The reporter's privilege is different. Journalists gather information from a variety of sources, some of them unsavory and operating with dubious motives that may be contrary to the public interest. Certainly the source will benefit if a reporter is allowed to honor a promise to keep disclosures confidential. But the benefit to society of protecting some sources may be harder to discern. In fact, several courts have ruled that the privilege belongs to the reporter, not the source. It doesn't matter whether the source has signed a waiver, because the privilege isn't the source's to give up. Only the reporter can do that. It's an essential part of what makes journalists independent, and what keeps the press free.

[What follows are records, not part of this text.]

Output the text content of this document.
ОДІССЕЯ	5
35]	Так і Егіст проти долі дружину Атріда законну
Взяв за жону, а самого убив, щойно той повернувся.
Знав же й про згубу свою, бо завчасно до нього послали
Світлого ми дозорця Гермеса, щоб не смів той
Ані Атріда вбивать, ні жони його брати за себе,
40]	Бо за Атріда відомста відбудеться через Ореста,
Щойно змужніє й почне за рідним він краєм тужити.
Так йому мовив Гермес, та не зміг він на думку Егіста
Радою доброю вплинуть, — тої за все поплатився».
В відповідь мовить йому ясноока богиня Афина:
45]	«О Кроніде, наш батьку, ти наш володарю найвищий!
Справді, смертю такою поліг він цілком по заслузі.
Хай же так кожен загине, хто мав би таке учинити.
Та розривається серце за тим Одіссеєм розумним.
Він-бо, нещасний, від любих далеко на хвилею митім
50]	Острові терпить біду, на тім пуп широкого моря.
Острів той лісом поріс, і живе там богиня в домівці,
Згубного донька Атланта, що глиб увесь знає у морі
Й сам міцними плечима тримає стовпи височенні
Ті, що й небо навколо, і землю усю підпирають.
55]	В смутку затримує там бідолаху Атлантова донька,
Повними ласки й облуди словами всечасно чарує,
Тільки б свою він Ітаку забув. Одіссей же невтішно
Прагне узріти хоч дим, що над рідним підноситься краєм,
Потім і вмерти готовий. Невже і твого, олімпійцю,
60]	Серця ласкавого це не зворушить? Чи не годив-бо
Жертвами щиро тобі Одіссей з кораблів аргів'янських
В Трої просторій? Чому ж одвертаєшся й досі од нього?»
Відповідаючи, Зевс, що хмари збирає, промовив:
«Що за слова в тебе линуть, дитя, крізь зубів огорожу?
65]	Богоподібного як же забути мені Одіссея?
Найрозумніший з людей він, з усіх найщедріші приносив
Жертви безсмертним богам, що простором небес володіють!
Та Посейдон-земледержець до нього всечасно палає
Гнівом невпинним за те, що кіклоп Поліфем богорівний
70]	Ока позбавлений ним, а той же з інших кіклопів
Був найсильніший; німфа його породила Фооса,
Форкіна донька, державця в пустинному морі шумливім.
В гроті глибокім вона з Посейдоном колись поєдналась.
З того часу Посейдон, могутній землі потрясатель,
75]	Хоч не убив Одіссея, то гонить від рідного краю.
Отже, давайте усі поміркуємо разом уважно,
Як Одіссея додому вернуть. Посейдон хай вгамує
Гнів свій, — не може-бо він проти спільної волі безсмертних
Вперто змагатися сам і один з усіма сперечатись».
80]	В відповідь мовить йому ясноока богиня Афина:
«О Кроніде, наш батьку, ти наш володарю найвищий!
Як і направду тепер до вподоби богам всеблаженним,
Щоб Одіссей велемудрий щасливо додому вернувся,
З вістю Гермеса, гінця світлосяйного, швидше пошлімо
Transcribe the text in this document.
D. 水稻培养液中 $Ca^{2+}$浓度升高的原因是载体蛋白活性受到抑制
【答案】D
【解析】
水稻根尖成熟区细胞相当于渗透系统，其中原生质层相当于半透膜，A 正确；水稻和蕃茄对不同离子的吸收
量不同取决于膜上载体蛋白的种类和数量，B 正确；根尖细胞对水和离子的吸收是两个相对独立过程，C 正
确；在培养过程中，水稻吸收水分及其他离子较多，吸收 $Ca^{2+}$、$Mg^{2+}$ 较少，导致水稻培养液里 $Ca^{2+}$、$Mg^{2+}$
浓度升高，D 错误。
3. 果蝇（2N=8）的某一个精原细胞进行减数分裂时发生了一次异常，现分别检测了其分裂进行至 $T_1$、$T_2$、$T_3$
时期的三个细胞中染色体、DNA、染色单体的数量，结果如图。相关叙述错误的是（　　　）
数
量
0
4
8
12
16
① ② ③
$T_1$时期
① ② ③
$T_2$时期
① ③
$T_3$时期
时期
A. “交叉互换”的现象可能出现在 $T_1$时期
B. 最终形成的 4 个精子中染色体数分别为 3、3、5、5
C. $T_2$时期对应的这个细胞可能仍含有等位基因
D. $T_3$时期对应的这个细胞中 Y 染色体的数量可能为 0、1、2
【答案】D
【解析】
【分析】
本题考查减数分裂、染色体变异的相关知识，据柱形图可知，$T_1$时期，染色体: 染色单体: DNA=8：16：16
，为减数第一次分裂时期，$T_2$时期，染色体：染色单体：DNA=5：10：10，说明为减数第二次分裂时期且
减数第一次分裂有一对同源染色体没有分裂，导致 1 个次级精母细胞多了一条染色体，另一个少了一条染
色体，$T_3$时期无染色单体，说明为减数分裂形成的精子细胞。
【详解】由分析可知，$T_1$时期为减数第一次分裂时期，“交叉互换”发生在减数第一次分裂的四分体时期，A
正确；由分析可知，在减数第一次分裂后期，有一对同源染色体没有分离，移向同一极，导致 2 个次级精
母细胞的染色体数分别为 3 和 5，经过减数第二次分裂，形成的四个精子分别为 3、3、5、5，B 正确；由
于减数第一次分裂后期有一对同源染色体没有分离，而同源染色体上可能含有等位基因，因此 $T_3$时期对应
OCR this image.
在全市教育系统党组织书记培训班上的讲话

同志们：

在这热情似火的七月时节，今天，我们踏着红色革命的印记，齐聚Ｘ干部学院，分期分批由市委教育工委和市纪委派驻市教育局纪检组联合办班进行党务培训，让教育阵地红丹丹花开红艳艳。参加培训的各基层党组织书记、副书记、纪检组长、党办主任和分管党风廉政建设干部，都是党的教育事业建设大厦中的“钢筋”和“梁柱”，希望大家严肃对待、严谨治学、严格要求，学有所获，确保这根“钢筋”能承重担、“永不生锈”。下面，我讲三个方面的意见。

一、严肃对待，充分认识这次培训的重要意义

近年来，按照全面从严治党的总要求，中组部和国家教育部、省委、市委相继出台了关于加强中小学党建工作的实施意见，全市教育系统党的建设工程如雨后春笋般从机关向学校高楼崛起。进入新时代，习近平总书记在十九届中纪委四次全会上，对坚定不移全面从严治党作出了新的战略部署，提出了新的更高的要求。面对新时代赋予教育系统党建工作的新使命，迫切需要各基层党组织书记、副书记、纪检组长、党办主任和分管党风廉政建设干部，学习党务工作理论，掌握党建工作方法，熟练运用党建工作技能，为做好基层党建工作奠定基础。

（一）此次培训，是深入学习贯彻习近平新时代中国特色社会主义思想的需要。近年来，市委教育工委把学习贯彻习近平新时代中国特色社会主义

By basing the reporter's privilege on the argument that it promotes the public interest, the press runs the risk that the public will disagree. The public will jettison the journalist's privilege in a heartbeat if it seems expedient or necessary to serve some "higher" public interest. So the press needs to draw the line. Just as we don't limit the attorney-client privilege only to criminal defendants who we think are innocent, we can't recognize the reporter's privilege only in those cases that are perceived as serving the "public interest." If the privilege is to mean anything — if the First Amendment is to mean anything — then we must have the courage to insist on a principle. The privilege must be inviolable.